An extremely frugal man, Groucho saved for years, but weathered three costly divorces after the stock market crash. As he would say, "I worked myself up from nothing to a state of extreme poverty."

Years later, in the 1950s, he was invited to take a tour of the New York Stock Exchange. Suddenly, while in the observation booth, he grabbed the public address system and began singing "Lydia the Tattooed Lady" and "When Irish Eyes Are Smiling."

Trading stopped, as a sergeant at arms tried to wrest control of the microphone.

"Listen, you crooks," Groucho yelled out to the trading floor. "You wiped me out of $250,000 in 1929. For that kind of dough, I'm entitled to sing if I want to."

So, for about 15 minutes, trading came to a halt, as Groucho got his money's worth, singing, dancing and telling jokes, as the Wall Street stock ticker ran blank and traders cheered.

Equal Opportunity Offender More often than not, Groucho was a man of inspired nonsense.

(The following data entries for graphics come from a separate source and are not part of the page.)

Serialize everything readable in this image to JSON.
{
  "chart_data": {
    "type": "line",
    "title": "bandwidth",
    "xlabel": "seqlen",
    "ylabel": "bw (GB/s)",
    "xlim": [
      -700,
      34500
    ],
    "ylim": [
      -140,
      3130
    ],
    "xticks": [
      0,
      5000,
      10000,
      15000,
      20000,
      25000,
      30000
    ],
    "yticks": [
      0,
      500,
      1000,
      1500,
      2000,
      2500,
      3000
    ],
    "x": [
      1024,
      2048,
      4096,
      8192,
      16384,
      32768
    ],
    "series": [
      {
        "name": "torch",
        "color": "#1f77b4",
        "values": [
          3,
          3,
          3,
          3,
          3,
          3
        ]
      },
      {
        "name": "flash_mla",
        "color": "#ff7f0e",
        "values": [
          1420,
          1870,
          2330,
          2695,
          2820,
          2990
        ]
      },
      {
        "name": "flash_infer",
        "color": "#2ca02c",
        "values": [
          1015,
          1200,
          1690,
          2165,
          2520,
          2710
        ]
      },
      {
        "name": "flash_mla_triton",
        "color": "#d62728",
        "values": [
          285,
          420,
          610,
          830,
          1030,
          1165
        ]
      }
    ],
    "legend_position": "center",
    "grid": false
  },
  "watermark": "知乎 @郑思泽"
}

This is a man who once shot an elephant in his pajamas. How the elephant got in his pajamas, we'll never know.

And this self-educated, voracious reader became one of America's greatest wits. "Outside of a dog, a book is a man's best friend," Groucho said. "Inside of a dog, it's too dark to read."

By the time he was emceeing the game show You Bet Your Life on radio and TV, contestants were lining up to subject themselves to Groucho's abuse, and he was an equal opportunity offender.

He once asked a tree surgeon, "Have you ever fallen out of a patient?" He told an author, "It won't do you any good to plug your book on my show, because none of our listeners can read."

Groucho, it seemed, could say anything to anybody, and he couldn't be flattered.

"Mr. Marx, I'd like to thank you for all the joy that you've put into this world," a Catholic priest once said.

"And I'd like to thank you for all the joy you've taken out of this world," Groucho replied.

Even when he won a prestigious Peabody Award for being Radio's Best Comedian of the Year in 1949, Groucho disparaged George Foster Peabody, in whose honor the award was named. "It's a good thing he died," he said, "or we wouldn't have won any prizes."